Le royaume d'Arabie Saoudite ne tolère pas que l'on compare ses condamnations à mort de poètes aux exécutions commises par l'État islamique, et menace de porter plainte contre qui brave l'interdiction. Twitter réagit par un effet Streisand.

Le 17 novembre dernier, un tribunal d’Arabie Saoudite condamnait à mort le poète et plasticien d’origine palestinienne Ashraf Fayadh, au motif que l’un de ses recueils de poèmes édité en 2008 (« التعليمات بالداخل ») serait une œuvre blasphématoire. D’abord condamné à 4 ans de prison et 800 coups de fouets, l’homme a vu sa peine portée à la sentence suprême par un autre juge.

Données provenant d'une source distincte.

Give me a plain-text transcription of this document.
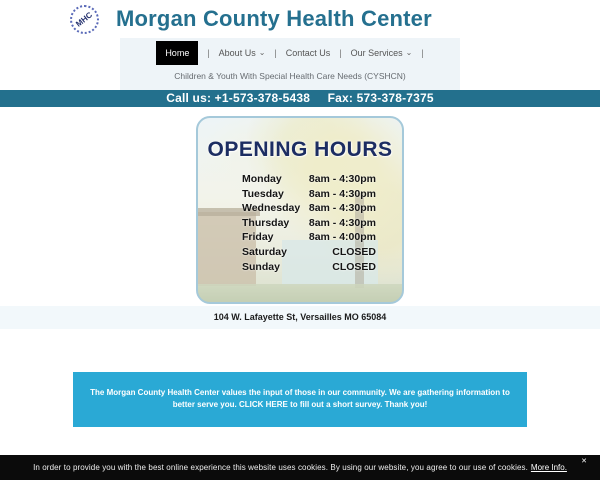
MHC Morgan County Health Center
Home | About Us ⌄ | Contact Us | Our Services ⌄ |
Children & Youth With Special Health Care Needs (CYSHCN)
Call us: +1-573-378-5438 Fax: 573-378-7375
OPENING HOURS
Monday	8am - 4:30pm
Tuesday 8am - 4:30pm
Wednesday 8am - 4:30pm
Thursday 8am - 4:30pm
Friday	8am - 4:00pm
Saturday	CLOSED
Sunday	CLOSED
104 W. Lafayette St, Versailles MO 65084
The Morgan County Health Center values the input of those in our community. We are gathering information to better serve you. CLICK HERE to fill out a short survey. Thank you!
In order to provide you with the best online experience this website uses cookies. By using our website, you agree to our use of cookies. More Info.
✕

Auparavant, il avait déjà subi la répression du Comité pour la promotion de la vertu et la prévention du vice (la police religieuse de l’Arabie Saoudite qui sévit notamment sur Internet), qui l’avait emprisonné pour sa « promotion de l’athéisme » et même pour ses cheveux longs, signes d’insoumission.

L’annonce de la condamnation à mort du poète a provoqué diverses réactions (aucune à notre connaissance de la part des autorités françaises alertées par la Fédération internationale des droits de l’homme), de la pétition d’intellectuels jusqu’aux messages de soutiens qui se multiplient à travers le monde.

François Hollande serrant la main du nouveau roi d'Arabie Saoudite, almane ben Abdelaziz Al Saoud (AFP)
François Hollande serrant la main du nouveau roi d’Arabie Saoudite, Salmane ben Abdelaziz Al Saoud (AFP)

Mais il est une réaction que l’Arabie Saoudite ne tolère pas : que l’on compare la condamnation à mort d’un poète apostat aux exécutions sommaires d’infidèles par l’État islamique. La monarchie saoudienne a menacé de porter plainte contre qui ose cette comparaison infamante. « Le ministère de la Justice poursuivra la personne qui a décrit (…) la condamnation à mort pour apostasie comme étant « comme l’EI » », a ainsi fait savoir le gouvernement de Riyad cité par Reuters.

« Mettre en cause l’équité des tribunaux est mettre en cause la justice du Royaume et son système judiciaire basé sur la loi islamique, qui garantit les droits et assure la dignité humaine  », ose le ministère, qui prévient qu’il poursuivra tous ceux qui font cette offense.

Et bien sûr, Twitter a réagi non par l’auto-censure, mais par la provocation humaniste. Le hashtag #SueMeSaudi regorge de messages qui comparent l’Arabie Saoudite à l’État islamique, et appellent le royaume à poursuivre leurs auteurs :

En tout cas, l’Arabie Saoudite ne devrait pas avoir de quoi porter plainte contre Manuel Valls. Invité le 15 octobre dernier sur le plateau de BFM TV, le premier ministre avait été malmené par Jean-Jacques Bourdin qui lui demandait s’il n’était pas « indécent de se réjouir de la signature de contrats avec l’Arabie Saoudite » au vu de son triste bilan en matière de respect des droits de l’homme, le chef du gouvernement français avait répondu qu’il n’y avait rien d’indécent à se battre pour l’économie.

« Le mot d’indécence amènerait à considérer que nous ne pouvons pas discuter avec des pays qui ont soit la peine de mort, soit qui ont des régimes qui ne sont pas considérés comme pleinement démocratiques ».